Drawing on fieldwork and mapping in the Lecce area, the paper focuses on transitional, often residual spaces where urban stress, soil degradation and agricultural transitions converge, producing heightened environmental and social vulnerability. Here, the thermal margin is not a defensive boundary but a porous interface in which heat, humidity and material flows are metabolized for regenerative purposes, supporting both ecological and domestic economies.
Contrary to capital-heavy, standardized solutions, the approach demonstrates that adaptation emerges from the synergy of unstable karst geomorphology, local materials and minor, repeatable acts of repair.

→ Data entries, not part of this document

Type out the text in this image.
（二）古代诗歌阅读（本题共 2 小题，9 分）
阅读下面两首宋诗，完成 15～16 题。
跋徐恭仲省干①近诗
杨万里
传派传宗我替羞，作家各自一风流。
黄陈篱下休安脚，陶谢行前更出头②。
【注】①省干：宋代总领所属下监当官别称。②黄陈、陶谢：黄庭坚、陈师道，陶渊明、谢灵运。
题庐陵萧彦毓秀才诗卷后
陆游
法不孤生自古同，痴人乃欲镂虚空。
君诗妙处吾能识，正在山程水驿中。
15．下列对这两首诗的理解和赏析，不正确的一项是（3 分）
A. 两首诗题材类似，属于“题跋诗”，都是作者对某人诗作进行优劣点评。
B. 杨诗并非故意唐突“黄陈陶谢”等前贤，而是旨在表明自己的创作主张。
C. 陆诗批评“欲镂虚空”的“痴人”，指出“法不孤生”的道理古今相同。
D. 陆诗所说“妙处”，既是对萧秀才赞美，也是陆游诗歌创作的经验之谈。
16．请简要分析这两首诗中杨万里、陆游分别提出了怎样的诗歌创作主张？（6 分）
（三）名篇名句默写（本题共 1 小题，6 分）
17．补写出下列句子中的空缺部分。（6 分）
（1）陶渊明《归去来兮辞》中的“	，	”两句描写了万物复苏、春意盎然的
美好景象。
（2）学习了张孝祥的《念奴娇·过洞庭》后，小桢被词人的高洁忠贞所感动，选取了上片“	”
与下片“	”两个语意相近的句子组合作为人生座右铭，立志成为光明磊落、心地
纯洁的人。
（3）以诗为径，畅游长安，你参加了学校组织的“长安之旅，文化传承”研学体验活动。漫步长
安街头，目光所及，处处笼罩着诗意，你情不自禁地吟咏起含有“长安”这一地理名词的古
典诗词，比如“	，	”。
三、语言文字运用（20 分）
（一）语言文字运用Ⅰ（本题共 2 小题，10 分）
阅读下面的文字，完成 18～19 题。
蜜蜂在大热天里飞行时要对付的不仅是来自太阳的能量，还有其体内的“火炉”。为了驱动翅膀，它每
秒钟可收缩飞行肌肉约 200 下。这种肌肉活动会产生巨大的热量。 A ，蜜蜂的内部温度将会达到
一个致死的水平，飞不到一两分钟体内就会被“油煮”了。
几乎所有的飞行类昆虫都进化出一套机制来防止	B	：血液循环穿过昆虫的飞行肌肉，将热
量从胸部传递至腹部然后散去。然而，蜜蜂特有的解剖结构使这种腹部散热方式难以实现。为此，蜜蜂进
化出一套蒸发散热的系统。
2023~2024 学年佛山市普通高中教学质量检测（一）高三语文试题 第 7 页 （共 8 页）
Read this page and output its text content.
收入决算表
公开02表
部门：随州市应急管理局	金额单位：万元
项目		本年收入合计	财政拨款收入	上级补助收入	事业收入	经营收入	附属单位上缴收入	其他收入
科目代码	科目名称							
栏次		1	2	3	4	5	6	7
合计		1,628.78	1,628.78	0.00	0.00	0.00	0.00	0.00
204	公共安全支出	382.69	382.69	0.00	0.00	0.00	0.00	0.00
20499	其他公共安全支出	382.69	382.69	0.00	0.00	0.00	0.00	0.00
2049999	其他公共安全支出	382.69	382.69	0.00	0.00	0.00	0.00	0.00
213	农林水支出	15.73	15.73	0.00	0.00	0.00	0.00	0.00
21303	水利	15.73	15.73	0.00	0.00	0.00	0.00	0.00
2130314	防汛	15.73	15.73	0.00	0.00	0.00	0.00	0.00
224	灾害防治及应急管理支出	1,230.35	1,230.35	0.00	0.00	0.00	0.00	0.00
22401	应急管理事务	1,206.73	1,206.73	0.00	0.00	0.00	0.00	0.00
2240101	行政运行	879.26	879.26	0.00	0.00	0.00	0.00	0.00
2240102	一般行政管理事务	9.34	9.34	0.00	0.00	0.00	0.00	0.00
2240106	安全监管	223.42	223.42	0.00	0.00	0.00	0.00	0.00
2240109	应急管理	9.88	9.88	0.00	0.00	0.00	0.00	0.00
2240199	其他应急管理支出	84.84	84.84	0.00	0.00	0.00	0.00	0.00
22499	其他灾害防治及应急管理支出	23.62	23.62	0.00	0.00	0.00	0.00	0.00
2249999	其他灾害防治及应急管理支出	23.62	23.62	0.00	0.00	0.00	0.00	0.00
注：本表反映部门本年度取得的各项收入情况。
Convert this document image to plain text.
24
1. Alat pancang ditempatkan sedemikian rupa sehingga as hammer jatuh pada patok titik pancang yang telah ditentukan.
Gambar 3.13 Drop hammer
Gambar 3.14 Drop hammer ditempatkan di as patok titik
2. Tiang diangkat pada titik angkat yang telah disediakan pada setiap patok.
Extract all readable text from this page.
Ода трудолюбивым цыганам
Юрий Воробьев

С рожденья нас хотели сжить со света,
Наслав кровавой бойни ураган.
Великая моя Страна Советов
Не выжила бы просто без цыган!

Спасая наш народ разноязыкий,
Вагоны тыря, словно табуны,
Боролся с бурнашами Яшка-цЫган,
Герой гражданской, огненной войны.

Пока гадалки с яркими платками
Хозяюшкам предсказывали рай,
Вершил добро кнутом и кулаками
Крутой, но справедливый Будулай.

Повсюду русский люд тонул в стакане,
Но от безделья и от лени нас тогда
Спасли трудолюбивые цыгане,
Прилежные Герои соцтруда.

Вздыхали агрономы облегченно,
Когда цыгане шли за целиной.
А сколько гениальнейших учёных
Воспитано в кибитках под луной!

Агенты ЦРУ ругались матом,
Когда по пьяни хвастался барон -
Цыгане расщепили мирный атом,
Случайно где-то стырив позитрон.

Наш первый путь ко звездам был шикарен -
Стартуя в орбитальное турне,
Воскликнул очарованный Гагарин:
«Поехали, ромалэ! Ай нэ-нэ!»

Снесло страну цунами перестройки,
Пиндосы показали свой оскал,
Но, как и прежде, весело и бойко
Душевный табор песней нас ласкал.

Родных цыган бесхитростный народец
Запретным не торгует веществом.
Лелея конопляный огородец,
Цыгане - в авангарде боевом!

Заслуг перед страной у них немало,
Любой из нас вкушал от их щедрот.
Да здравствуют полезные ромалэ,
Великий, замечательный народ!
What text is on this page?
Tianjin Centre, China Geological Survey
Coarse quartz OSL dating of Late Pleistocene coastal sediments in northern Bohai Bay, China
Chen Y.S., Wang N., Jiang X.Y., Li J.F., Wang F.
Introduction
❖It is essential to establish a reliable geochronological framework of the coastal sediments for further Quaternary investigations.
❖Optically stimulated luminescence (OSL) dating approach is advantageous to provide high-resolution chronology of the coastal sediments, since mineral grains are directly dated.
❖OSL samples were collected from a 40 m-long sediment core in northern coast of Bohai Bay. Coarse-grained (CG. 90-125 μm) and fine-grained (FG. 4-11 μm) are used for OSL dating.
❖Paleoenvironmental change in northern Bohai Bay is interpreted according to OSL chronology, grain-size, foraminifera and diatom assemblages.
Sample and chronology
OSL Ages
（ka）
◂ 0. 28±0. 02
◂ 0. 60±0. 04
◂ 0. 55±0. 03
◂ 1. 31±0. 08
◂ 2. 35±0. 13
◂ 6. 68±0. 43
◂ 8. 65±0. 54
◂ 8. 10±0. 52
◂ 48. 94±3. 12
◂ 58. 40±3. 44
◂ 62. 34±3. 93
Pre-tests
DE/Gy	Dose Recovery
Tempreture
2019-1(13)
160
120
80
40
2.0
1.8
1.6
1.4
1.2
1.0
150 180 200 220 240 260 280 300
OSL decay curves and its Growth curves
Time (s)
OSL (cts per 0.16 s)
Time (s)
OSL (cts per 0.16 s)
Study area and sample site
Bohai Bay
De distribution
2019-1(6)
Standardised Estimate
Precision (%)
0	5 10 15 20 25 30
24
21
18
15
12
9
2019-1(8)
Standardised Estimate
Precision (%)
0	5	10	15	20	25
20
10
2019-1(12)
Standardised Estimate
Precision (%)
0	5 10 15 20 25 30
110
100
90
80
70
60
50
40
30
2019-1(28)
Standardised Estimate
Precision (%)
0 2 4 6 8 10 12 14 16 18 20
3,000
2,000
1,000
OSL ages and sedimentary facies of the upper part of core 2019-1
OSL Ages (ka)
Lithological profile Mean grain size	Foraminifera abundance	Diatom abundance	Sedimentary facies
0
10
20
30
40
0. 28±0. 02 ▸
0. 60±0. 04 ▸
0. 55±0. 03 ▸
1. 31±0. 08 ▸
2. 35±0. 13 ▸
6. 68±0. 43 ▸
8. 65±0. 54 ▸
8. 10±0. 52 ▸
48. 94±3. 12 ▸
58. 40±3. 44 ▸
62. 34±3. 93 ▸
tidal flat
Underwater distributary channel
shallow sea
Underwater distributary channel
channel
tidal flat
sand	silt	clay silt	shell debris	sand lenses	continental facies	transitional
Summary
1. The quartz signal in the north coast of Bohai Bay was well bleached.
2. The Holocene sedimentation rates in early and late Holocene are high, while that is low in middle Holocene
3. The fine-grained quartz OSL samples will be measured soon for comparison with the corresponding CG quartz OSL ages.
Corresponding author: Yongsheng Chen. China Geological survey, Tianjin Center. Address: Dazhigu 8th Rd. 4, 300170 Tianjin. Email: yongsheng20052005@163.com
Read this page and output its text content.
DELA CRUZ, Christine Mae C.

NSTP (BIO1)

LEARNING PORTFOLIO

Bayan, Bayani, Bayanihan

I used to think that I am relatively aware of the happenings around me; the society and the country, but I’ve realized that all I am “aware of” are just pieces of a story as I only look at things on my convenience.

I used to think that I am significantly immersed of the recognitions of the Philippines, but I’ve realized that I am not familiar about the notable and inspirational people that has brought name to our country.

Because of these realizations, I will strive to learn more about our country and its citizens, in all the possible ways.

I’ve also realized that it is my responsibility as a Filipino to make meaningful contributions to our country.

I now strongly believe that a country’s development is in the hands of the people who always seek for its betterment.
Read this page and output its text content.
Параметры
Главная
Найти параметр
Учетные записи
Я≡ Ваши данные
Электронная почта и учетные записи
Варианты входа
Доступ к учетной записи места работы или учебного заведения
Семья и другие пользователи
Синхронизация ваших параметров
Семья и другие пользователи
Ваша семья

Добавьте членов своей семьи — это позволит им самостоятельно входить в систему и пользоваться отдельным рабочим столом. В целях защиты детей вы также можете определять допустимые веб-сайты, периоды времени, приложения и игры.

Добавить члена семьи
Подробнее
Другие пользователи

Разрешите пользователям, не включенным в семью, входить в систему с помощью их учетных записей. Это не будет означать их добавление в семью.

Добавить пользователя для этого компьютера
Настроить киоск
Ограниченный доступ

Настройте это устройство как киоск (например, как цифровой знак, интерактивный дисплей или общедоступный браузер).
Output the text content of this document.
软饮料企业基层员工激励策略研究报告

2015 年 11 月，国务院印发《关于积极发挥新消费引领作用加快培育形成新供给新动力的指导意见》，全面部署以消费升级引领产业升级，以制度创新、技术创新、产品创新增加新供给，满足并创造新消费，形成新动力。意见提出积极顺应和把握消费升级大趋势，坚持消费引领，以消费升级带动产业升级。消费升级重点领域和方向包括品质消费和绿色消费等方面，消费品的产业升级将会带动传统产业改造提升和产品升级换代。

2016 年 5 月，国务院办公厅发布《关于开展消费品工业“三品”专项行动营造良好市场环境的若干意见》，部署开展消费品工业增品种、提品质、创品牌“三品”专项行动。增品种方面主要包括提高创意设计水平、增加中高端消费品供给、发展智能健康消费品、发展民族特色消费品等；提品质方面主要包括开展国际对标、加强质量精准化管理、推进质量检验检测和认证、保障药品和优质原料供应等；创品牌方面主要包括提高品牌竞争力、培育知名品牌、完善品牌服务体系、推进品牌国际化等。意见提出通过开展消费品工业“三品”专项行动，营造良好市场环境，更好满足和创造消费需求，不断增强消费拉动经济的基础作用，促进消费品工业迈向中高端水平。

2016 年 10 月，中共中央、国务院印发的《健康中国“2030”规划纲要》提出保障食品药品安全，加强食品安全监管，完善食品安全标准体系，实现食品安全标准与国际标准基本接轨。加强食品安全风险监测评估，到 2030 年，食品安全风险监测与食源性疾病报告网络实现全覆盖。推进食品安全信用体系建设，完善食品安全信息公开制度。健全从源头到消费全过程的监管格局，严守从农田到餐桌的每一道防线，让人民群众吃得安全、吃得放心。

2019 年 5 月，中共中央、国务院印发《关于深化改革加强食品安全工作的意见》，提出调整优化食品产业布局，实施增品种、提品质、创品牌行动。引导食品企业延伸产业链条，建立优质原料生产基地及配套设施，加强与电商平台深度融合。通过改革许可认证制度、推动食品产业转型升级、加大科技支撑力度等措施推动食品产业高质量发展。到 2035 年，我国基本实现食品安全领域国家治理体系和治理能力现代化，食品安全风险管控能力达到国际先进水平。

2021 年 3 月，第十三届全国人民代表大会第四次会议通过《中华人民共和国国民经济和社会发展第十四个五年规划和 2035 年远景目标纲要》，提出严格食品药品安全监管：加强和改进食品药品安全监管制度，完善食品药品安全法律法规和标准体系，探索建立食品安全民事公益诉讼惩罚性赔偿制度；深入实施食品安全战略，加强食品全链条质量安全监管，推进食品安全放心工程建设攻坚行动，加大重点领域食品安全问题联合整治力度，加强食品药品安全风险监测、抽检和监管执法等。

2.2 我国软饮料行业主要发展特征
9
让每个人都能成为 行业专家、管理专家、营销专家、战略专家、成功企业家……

This is operationalized through a Point–Line–Surface toolkit:
Points: small-scale cistern plazas and shade devices for community “coolth”, prompting evaporative and ventilated microclimates;
Lines: restored blue-green corridors (lame) that infiltrate stormwater and function as ventilation paths from countryside to city, reducing flood risk and temperature extremes (Pochodyła et al., 2021; Teofilo et al., 2019; Jiang et al., 2021; Wu et al., 2024);
Surfaces: agri-urban belts with productive, native shade trees (mulberry, fig and drought-hardy pomegranate) that buffer heat and enhance resilience (Schwaab et al., 2021; Dal Borgo et al., 2023; Orlandi et al., 2022; Tarantino et al., 2021).
Each measure is guided by maintenance logic and practical metrics — reduction in surface and air temperatures (ΔT), improved soil infiltration and support for wind corridors — affirming that the spatial translation from defense to coexistence, from boundary to interface, is best achieved through incremental, situated practice.
The thermal margin thus constitutes a paradigm shift for Mediterranean architectural design: an ecology of repair enacted through minor but cumulative transformations, offering grounded lessons for post-climate-crisis transition.